There is a fighting chance for South Korean actor-singer Son Ji-chang to win a case against Tesla Motors should the US automaker proceed with the litigation filed against it for alleged sudden unintended acceleration, experts say.
“When you look at the case, there are some technological shortcomings that are adverse to Tesla’s position,” Kim Pil-soo, an automotive engineering professor at Daelim University, told The Investor on Jan. 10.
“The Model X is equipped with a faulty safety feature of automatic emergency braking that deactivates when the car is accelerated at full power.”
|Tesla Motors CEO Elon Musk introduces Model X SUV.|
Full transcript of interview with celebrity’s attorney on Tesla’s sudden acceleration
“The engineering defect itself is problematic, even besides the sudden unintended acceleration problem,” Kim said. “This means the automaker has to come up with a solution, which could be a recall or other compensation measures, to fix the problem.”
He added that in the US the onus is on the automaker to prove the car is not faulty in the sudden acceleration cases, unlike South Korea where the driver bears the burden of proof.
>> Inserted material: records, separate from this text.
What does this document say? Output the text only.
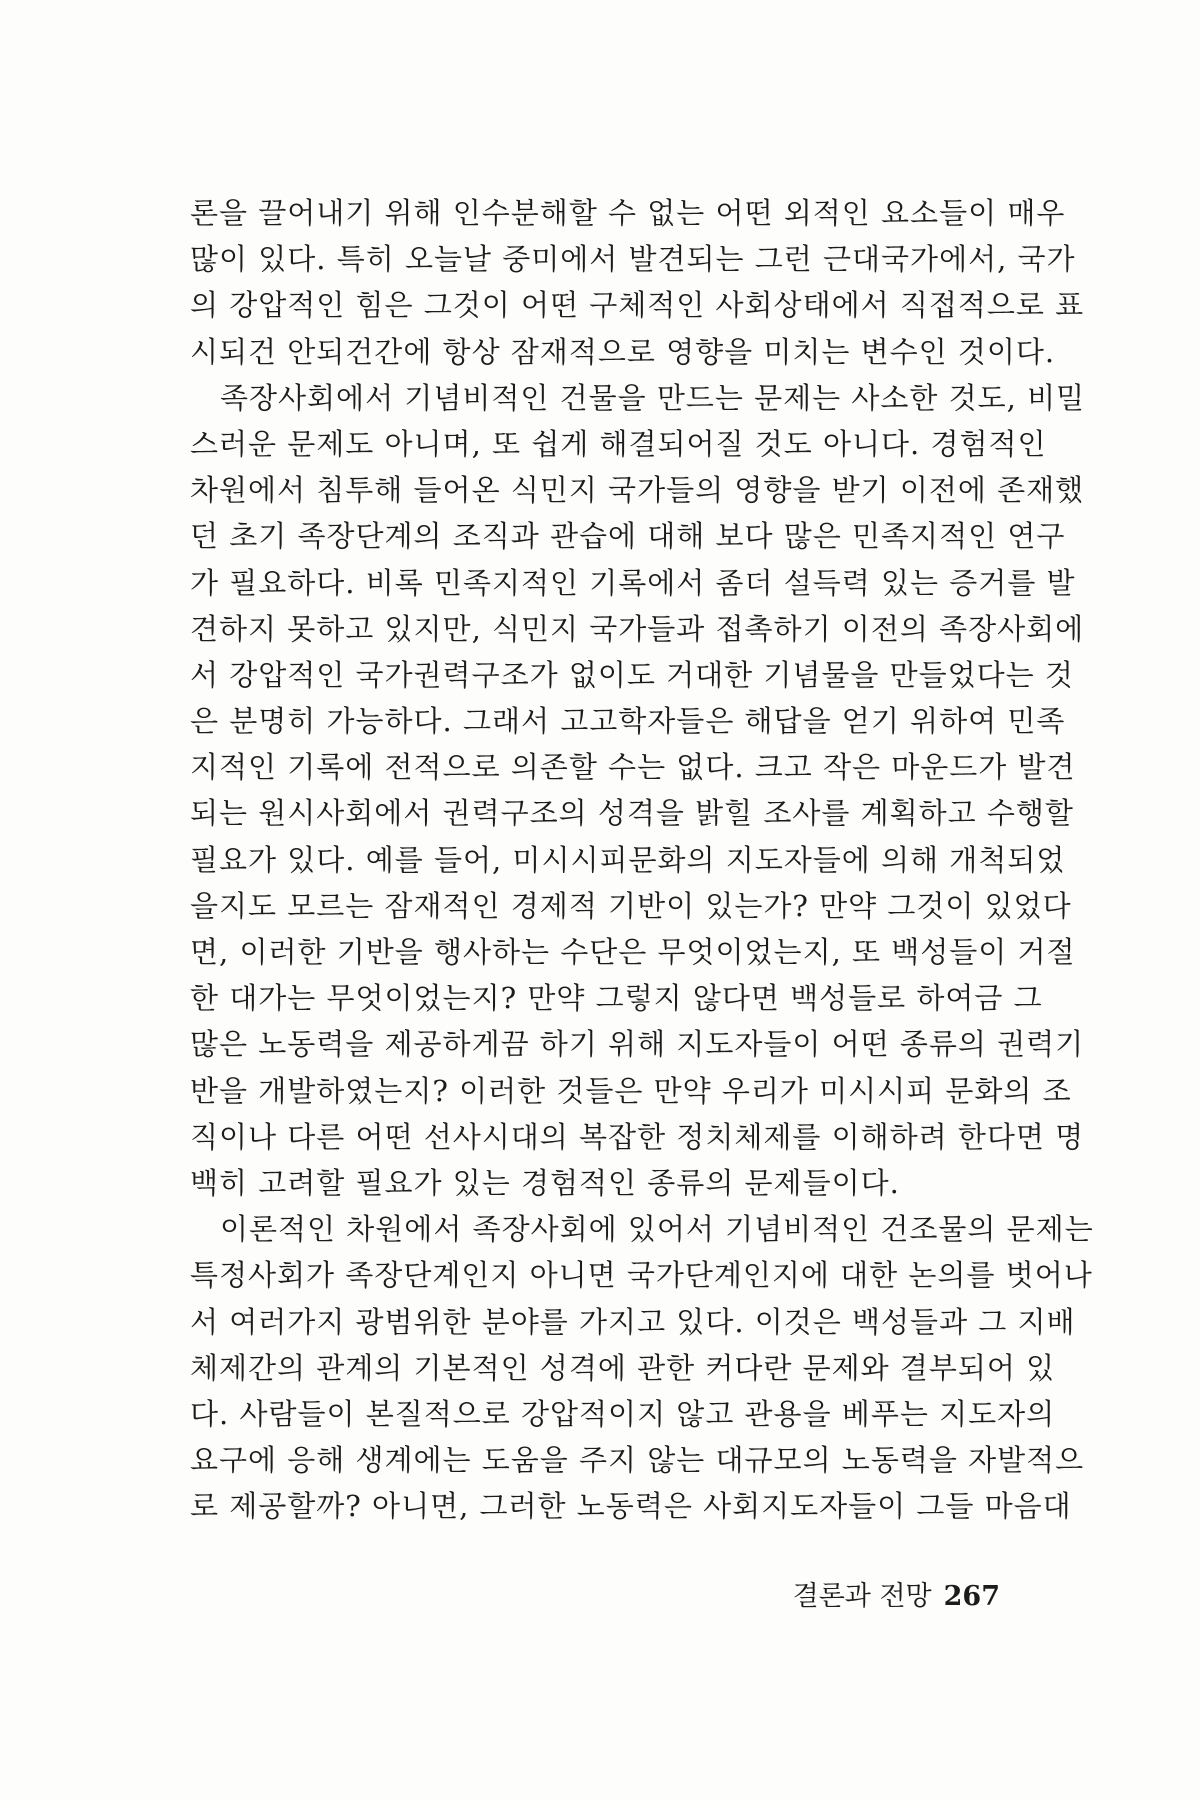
론을 끌어내기 위해 인수분해할 수 없는 어떤 외적인 요소들이 매우
많이 있다. 특히 오늘날 중미에서 발견되는 그런 근대국가에서, 국가
의 강압적인 힘은 그것이 어떤 구체적인 사회상태에서 직접적으로 표
시되건 안되건간에 항상 잠재적으로 영향을 미치는 변수인 것이다.
족장사회에서 기념비적인 건물을 만드는 문제는 사소한 것도, 비밀
스러운 문제도 아니며, 또 쉽게 해결되어질 것도 아니다. 경험적인
차원에서 침투해 들어온 식민지 국가들의 영향을 받기 이전에 존재했
던 초기 족장단계의 조직과 관습에 대해 보다 많은 민족지적인 연구
가 필요하다. 비록 민족지적인 기록에서 좀더 설득력 있는 증거를 발
견하지 못하고 있지만, 식민지 국가들과 접촉하기 이전의 족장사회에
서 강압적인 국가권력구조가 없이도 거대한 기념물을 만들었다는 것
은 분명히 가능하다. 그래서 고고학자들은 해답을 얻기 위하여 민족
지적인 기록에 전적으로 의존할 수는 없다. 크고 작은 마운드가 발견
되는 원시사회에서 권력구조의 성격을 밝힐 조사를 계획하고 수행할
필요가 있다. 예를 들어, 미시시피문화의 지도자들에 의해 개척되었
을지도 모르는 잠재적인 경제적 기반이 있는가? 만약 그것이 있었다
면, 이러한 기반을 행사하는 수단은 무엇이었는지, 또 백성들이 거절
한 대가는 무엇이었는지? 만약 그렇지 않다면 백성들로 하여금 그
많은 노동력을 제공하게끔 하기 위해 지도자들이 어떤 종류의 권력기
반을 개발하였는지? 이러한 것들은 만약 우리가 미시시피 문화의 조
직이나 다른 어떤 선사시대의 복잡한 정치체제를 이해하려 한다면 명
백히 고려할 필요가 있는 경험적인 종류의 문제들이다.
이론적인 차원에서 족장사회에 있어서 기념비적인 건조물의 문제는
특정사회가 족장단계인지 아니면 국가단계인지에 대한 논의를 벗어나
서 여러가지 광범위한 분야를 가지고 있다. 이것은 백성들과 그 지배
체제간의 관계의 기본적인 성격에 관한 커다란 문제와 결부되어 있
다. 사람들이 본질적으로 강압적이지 않고 관용을 베푸는 지도자의
요구에 응해 생계에는 도움을 주지 않는 대규모의 노동력을 자발적으
로 제공할까? 아니면, 그러한 노동력은 사회지도자들이 그들 마음대
결론과 전망 267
Which means, if Tesla is unable to prove that its Model X is defect-free, it will likely end up settling just to put a closure to the case.
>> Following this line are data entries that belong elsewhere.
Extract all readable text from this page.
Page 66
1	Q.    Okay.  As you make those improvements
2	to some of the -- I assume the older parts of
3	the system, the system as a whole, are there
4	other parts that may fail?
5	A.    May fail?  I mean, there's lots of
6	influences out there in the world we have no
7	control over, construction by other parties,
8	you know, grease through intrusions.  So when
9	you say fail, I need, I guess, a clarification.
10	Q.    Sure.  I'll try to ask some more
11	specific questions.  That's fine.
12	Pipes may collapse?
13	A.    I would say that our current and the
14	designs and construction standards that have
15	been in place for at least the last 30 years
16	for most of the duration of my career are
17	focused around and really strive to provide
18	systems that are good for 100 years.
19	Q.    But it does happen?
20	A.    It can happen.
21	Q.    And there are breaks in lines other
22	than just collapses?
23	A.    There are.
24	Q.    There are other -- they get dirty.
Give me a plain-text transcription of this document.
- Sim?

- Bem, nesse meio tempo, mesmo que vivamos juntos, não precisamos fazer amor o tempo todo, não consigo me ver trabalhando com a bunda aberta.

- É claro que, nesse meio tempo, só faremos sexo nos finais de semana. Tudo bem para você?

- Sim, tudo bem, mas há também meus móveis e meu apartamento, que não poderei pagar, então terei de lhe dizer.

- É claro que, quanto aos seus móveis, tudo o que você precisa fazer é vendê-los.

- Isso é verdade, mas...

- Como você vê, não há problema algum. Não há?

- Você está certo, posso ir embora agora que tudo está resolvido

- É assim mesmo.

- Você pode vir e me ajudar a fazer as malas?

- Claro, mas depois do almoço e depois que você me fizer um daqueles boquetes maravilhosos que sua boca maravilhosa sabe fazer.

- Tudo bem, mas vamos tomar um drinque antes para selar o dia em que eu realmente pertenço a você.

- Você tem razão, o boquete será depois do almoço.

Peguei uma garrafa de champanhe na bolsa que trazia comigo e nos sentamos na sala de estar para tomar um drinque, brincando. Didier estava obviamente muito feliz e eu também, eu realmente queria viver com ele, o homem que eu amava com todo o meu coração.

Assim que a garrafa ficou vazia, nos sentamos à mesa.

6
That was the case with Toyota Motors, which settled claims of up to US$1.6 billion for a series of sudden unintended acceleration cases in the US in 2013, after failing to explain its vehicle defects.
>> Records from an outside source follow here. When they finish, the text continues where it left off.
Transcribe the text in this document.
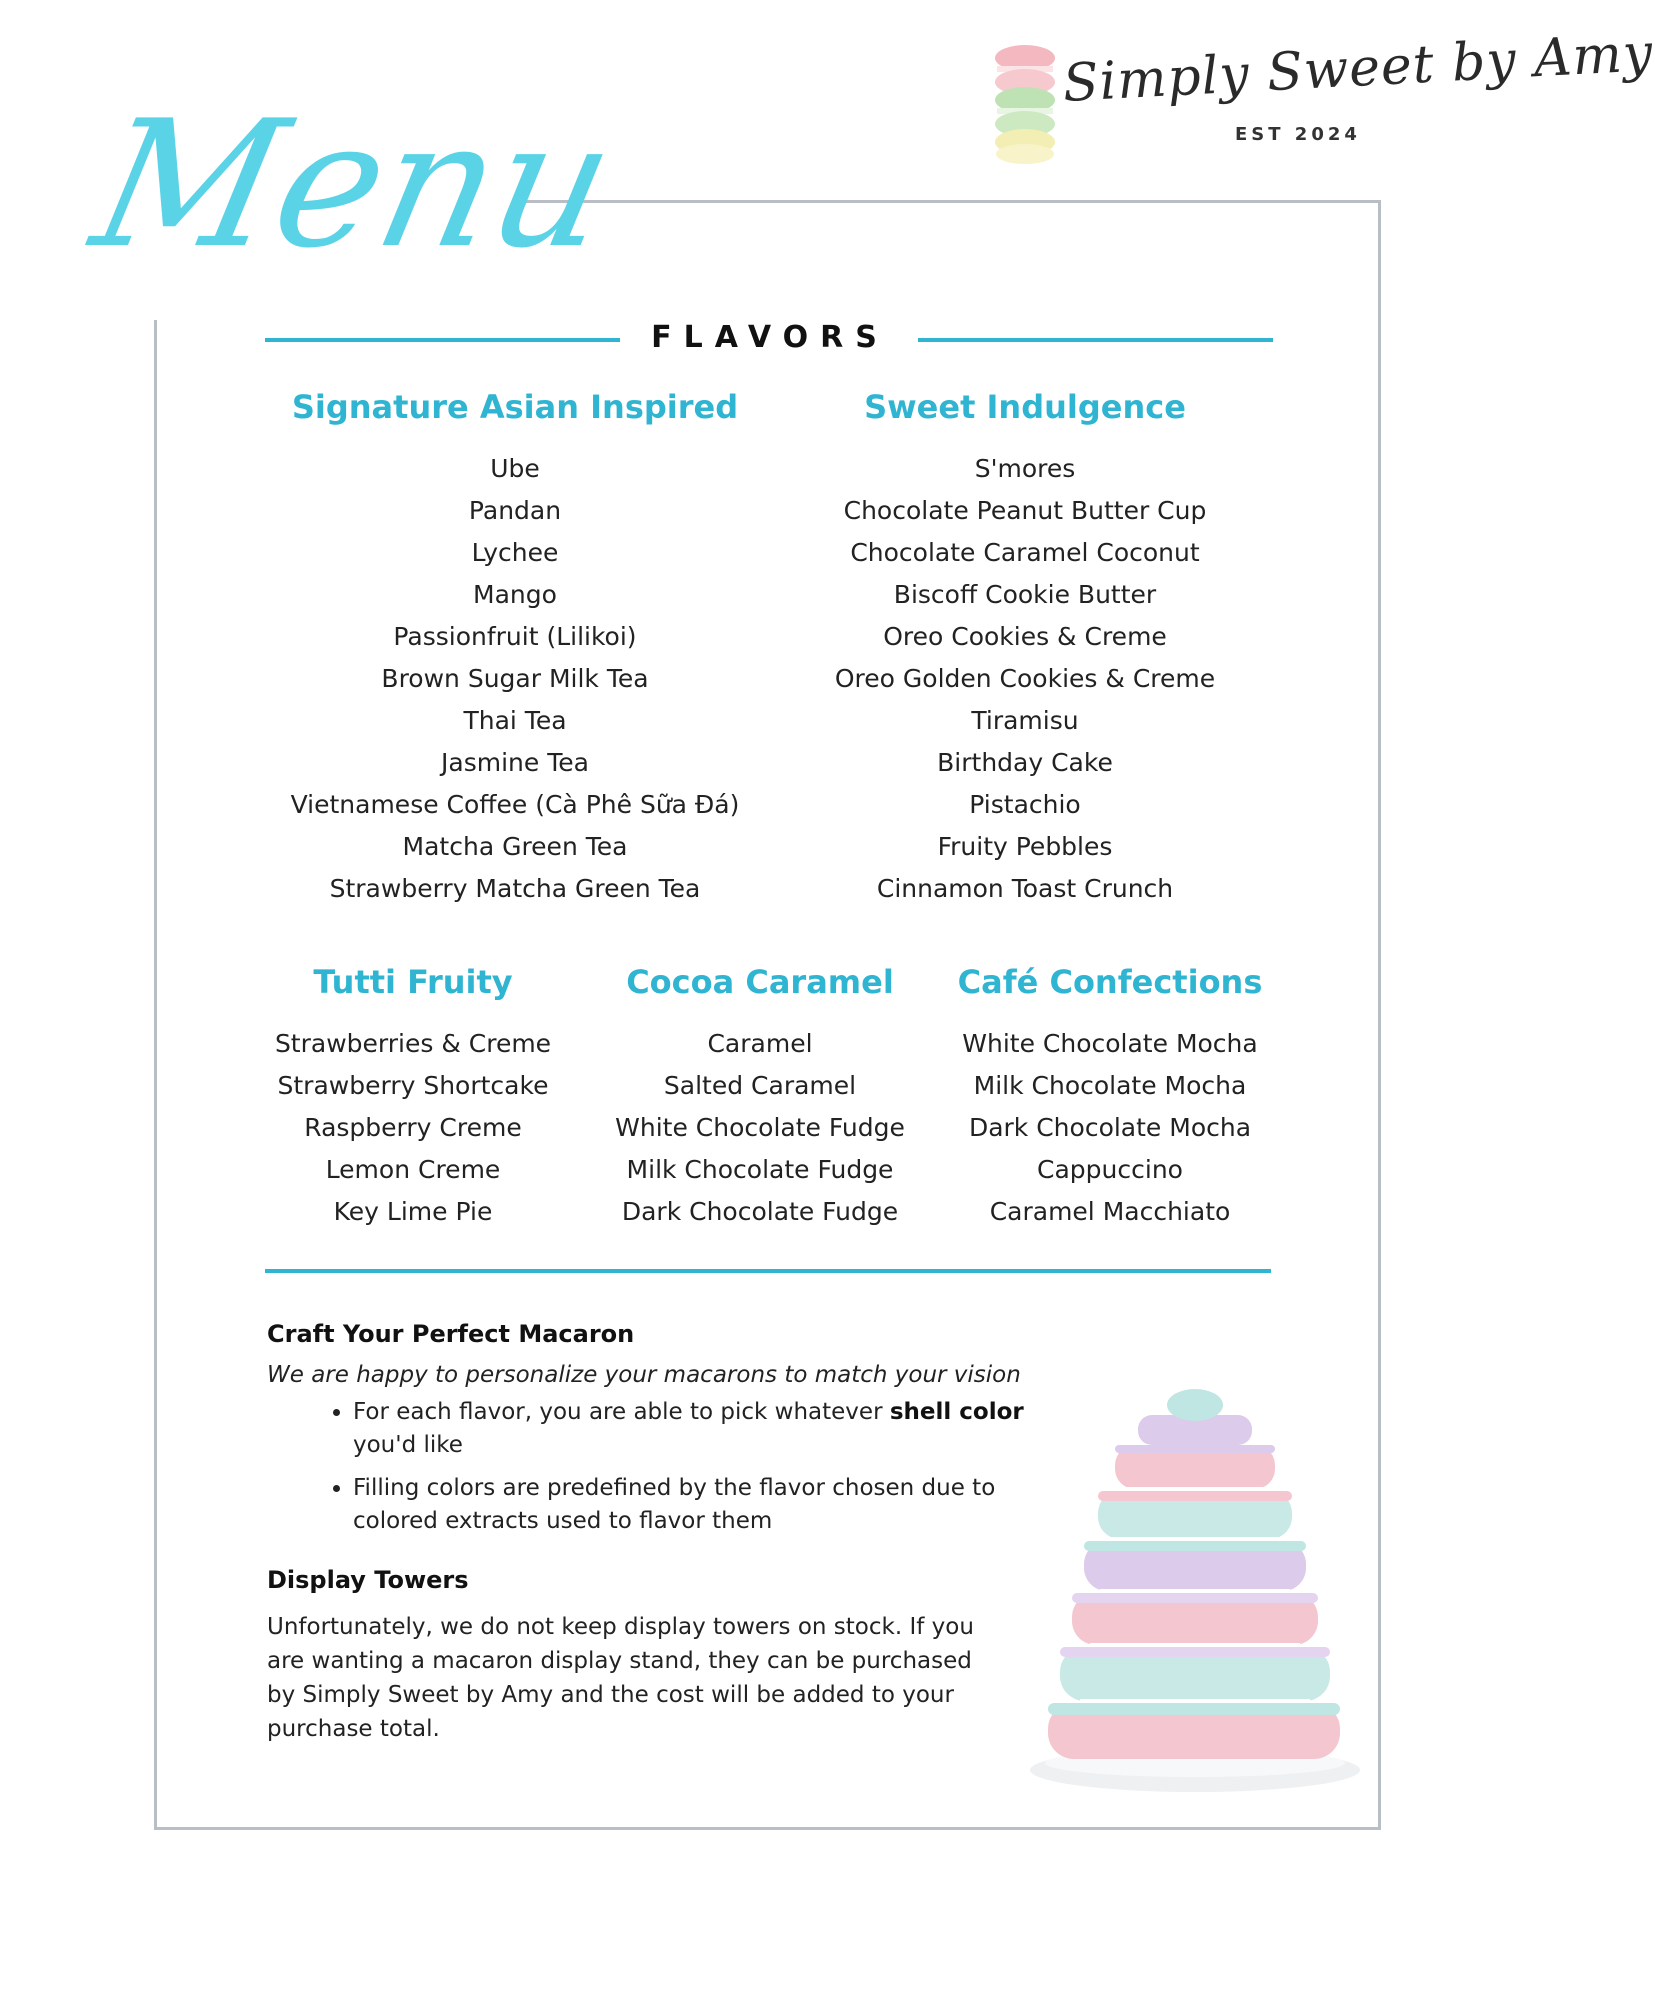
Menu
Simply Sweet by Amy
EST 2024
FLAVORS
Signature Asian Inspired
Ube
Pandan
Lychee
Mango
Passionfruit (Lilikoi)
Brown Sugar Milk Tea
Thai Tea
Jasmine Tea
Vietnamese Coffee (Cà Phê Sữa Đá)
Matcha Green Tea
Strawberry Matcha Green Tea
Sweet Indulgence
S'mores
Chocolate Peanut Butter Cup
Chocolate Caramel Coconut
Biscoff Cookie Butter
Oreo Cookies & Creme
Oreo Golden Cookies & Creme
Tiramisu
Birthday Cake
Pistachio
Fruity Pebbles
Cinnamon Toast Crunch
Tutti Fruity
Strawberries & Creme
Strawberry Shortcake
Raspberry Creme
Lemon Creme
Key Lime Pie
Cocoa Caramel
Caramel
Salted Caramel
White Chocolate Fudge
Milk Chocolate Fudge
Dark Chocolate Fudge
Café Confections
White Chocolate Mocha
Milk Chocolate Mocha
Dark Chocolate Mocha
Cappuccino
Caramel Macchiato
Craft Your Perfect Macaron

We are happy to personalize your macarons to match your vision

• For each flavor, you are able to pick whatever shell color you'd like
• Filling colors are predefined by the flavor chosen due to colored extracts used to flavor them
Display Towers

Unfortunately, we do not keep display towers on stock. If you are wanting a macaron display stand, they can be purchased by Simply Sweet by Amy and the cost will be added to your purchase total.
On Dec. 30, Son filed a litigation seeking class action status against Tesla in California, after discovering that several cases of unintended acceleration involving the Model X were reported to the National Highway Traffic Safety Administration. Son claimed his Model X unexpectedly accelerated at full power while he was trying to park inside his garage, causing him to crash through the wall and into his living room, injuring himself and his son.
Tesla, however, denied that its Model X suffers from defects. Instead, it said the crash was entirely Son’s fault. Tesla also accused him of blackmail.
“The evidence, including data from the car, conclusively shows that the crash was the result of Mr. Son pressing the accelerator pedal all the way to 100 percent,” Tesla said in a statement to Reuters.
But according to Son’s attorney Richard McCune of McCune Wright Arevalo, LLP, he identified some inconsistencies with the data provided by the automaker, which he plans to address during the lawsuit.
“If it is one or two accidents that makes it tougher to prove. But when you are looking at the number of accidents that all seems to be sort of the same, it is pretty powerful proof that there is a problem beyond just the driver’s mistake,” McCune said. “But as to how we prove it, we will look through all the coding to see if there is a problem with software coding. That happened in Toyota’s case. We will look through the logs of our accident and other accidents.”